Be prudent.  Don’t panic.

If this already frightening disease, coronavirus, should mutate, Stewart’s prophesy could well become (at least partially) true.  There are still isolated human populations – as many as 100 tribes, the Sentinelese being the best known – which might avoid the disaster.

Will this be the Earth Abides virus?  Hopefully not.  At least Stewart helped prepare us with his novel.  The book is so widely-read and in so many languages that certainly many of those who are in the leading roles to battle this epidemic have likely read it, and have thus been thinking for decades about what to do if and when such an epidemic should happen.  It has in fact been impressive to see how quickly they have begun to respond to it.  So we shall wish them well and hope for the best.

In the meantime, you may want to re-read Earth Abide.

POSTSCRIPT, on the first day of spring 2020:

There is major economic and social disruption today – the economic weakening of a society, and the isolation of neighbors from each other when cooperation and high social capital are needed but prevented by locking down a town.  A city with which I am familiar (as was George R. Stewart) has one case. They have demanded the closure of all businesses except food and drug stores and the hospital.  Businesses can’t pay rent or employees; employees can’t pay rent or buy food.  For ONE case in a city of more than 50,000.

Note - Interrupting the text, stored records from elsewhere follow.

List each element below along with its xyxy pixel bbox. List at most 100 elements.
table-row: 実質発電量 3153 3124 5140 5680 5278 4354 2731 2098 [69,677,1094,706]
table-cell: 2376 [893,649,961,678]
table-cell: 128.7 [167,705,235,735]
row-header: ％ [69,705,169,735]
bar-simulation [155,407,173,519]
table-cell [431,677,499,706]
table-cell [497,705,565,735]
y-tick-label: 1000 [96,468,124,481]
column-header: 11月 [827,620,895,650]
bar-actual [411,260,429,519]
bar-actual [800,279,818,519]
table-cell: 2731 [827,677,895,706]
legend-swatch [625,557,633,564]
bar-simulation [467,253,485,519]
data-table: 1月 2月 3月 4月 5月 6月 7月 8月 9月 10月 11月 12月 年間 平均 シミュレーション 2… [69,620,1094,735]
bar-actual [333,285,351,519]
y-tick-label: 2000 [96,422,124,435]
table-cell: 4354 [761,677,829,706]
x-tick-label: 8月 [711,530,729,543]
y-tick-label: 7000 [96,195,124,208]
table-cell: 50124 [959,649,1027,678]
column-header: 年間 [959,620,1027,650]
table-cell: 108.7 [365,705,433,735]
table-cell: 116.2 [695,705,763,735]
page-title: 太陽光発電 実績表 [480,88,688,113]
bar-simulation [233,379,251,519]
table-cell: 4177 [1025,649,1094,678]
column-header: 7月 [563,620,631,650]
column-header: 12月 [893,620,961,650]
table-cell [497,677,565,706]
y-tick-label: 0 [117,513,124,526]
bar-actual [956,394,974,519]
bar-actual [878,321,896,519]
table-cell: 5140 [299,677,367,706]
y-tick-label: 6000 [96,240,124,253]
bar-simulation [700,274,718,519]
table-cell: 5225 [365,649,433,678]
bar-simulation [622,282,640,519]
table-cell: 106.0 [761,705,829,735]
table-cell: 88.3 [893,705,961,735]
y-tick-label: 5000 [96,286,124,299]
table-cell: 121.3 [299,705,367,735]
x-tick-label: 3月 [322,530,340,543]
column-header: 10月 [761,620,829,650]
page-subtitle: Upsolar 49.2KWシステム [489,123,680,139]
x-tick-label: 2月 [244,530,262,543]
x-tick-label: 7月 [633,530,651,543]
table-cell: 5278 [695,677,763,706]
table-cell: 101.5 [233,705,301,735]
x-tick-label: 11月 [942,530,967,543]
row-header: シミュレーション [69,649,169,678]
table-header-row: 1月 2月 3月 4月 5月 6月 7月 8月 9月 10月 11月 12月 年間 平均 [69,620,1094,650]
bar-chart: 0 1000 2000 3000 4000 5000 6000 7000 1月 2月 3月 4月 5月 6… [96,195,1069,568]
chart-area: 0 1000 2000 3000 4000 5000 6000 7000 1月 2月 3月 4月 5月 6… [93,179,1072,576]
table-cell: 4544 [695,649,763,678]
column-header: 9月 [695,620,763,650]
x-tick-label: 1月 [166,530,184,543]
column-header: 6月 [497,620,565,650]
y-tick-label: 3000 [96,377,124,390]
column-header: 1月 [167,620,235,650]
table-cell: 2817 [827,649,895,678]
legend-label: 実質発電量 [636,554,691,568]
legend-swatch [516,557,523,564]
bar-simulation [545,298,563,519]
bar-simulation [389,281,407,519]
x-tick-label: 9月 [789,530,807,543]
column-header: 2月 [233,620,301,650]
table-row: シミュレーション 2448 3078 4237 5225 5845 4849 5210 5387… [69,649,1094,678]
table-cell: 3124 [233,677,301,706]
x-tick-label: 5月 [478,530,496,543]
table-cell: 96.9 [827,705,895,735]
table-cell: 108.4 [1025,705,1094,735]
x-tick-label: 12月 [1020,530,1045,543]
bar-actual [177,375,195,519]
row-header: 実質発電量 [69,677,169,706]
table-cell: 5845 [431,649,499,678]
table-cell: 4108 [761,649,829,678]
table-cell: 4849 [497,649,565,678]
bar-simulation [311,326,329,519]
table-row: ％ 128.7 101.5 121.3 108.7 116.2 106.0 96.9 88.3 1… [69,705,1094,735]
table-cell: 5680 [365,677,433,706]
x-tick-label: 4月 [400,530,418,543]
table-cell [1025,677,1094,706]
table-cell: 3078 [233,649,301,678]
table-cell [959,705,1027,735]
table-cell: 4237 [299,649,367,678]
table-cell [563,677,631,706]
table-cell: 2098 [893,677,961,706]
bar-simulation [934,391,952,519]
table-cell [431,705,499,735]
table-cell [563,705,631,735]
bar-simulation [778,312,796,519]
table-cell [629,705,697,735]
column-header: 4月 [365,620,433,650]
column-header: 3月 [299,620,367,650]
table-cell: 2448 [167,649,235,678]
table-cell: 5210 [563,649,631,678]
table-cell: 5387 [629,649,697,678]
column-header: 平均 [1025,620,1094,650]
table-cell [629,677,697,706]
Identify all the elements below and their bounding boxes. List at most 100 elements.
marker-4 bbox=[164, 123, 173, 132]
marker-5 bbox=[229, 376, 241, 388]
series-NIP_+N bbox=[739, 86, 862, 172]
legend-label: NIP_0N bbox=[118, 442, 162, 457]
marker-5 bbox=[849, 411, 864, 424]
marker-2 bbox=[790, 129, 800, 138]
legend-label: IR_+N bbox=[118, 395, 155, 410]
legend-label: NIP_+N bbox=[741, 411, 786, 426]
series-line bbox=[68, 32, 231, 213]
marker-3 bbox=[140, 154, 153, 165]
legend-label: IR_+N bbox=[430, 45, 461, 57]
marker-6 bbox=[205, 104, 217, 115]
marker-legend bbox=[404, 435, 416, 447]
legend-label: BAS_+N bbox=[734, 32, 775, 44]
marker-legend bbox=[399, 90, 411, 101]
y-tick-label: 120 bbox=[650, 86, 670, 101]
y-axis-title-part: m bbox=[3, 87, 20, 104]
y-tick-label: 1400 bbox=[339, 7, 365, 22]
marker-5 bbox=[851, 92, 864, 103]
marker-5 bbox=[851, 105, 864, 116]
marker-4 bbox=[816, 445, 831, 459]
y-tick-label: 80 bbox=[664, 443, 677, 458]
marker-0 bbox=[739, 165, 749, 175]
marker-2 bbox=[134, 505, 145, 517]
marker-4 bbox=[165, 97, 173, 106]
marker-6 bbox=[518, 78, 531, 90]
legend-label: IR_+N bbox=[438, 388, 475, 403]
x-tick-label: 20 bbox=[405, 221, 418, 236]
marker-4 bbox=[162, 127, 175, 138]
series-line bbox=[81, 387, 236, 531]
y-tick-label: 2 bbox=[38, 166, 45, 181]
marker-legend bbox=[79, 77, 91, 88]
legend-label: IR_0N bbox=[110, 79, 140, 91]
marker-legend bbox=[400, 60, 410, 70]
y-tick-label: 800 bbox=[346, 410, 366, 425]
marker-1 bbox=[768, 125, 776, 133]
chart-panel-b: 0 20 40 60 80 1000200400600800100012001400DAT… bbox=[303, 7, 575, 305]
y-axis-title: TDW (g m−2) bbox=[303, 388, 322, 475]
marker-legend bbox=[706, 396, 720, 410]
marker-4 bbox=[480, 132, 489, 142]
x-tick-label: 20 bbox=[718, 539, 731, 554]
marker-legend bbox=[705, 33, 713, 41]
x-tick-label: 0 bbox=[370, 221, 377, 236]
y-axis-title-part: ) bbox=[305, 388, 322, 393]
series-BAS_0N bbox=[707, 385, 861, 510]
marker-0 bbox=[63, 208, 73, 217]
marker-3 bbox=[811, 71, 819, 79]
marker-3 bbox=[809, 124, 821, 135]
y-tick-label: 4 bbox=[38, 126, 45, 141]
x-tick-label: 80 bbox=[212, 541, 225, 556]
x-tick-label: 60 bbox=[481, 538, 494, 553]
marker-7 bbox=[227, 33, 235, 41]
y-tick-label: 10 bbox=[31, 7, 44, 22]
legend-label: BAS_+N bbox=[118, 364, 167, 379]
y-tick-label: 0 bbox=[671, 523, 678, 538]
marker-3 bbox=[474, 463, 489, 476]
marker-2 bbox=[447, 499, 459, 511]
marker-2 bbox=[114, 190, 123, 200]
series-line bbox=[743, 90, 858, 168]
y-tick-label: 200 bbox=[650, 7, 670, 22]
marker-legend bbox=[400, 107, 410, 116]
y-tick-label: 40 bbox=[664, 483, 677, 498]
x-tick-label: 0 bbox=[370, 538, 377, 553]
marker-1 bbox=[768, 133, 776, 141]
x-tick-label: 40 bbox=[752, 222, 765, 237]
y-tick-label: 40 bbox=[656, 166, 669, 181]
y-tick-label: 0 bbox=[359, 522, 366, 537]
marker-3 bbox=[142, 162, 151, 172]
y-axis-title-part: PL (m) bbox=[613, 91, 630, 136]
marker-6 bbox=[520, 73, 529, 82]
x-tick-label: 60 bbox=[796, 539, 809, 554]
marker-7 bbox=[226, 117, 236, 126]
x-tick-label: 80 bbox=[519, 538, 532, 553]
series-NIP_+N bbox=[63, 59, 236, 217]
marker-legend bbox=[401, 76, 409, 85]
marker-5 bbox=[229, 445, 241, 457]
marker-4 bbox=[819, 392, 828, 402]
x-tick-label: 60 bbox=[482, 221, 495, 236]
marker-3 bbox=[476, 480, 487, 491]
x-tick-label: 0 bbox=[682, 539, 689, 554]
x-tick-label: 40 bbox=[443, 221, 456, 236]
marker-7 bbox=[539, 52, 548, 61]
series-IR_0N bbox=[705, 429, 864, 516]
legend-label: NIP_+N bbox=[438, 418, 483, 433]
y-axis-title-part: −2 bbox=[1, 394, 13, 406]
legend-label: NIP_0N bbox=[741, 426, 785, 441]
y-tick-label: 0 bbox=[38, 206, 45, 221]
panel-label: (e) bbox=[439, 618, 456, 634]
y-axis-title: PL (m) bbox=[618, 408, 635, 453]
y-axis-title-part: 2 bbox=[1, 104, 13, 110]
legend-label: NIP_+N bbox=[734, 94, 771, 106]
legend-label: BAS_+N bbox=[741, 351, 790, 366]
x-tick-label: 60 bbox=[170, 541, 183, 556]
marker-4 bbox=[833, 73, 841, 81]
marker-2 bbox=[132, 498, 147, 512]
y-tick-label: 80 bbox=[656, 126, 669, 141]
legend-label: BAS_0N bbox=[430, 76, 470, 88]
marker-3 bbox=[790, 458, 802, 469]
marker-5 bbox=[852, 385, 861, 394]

And there are proposals to close the national parks – the best places for people to get the medical benefits of fresh air and exercise with the best of social distancing.

This would be a good time to consider Rudyard Kipling’s poem IF – especially the first few lines:

 

If

by Rudyard Kipling

If you can keep your head when all about you
Are losing theirs and blaming it on you;
If you can trust yourself when all men doubt you,
But make allowance for their doubting too:
If you can wait and not be tired by waiting,

 

Let’s also follow the example of the locked-down Italians:  Sing songs of hope.

Be prudent, keep your head, keep the faith.  And sing from your balcony.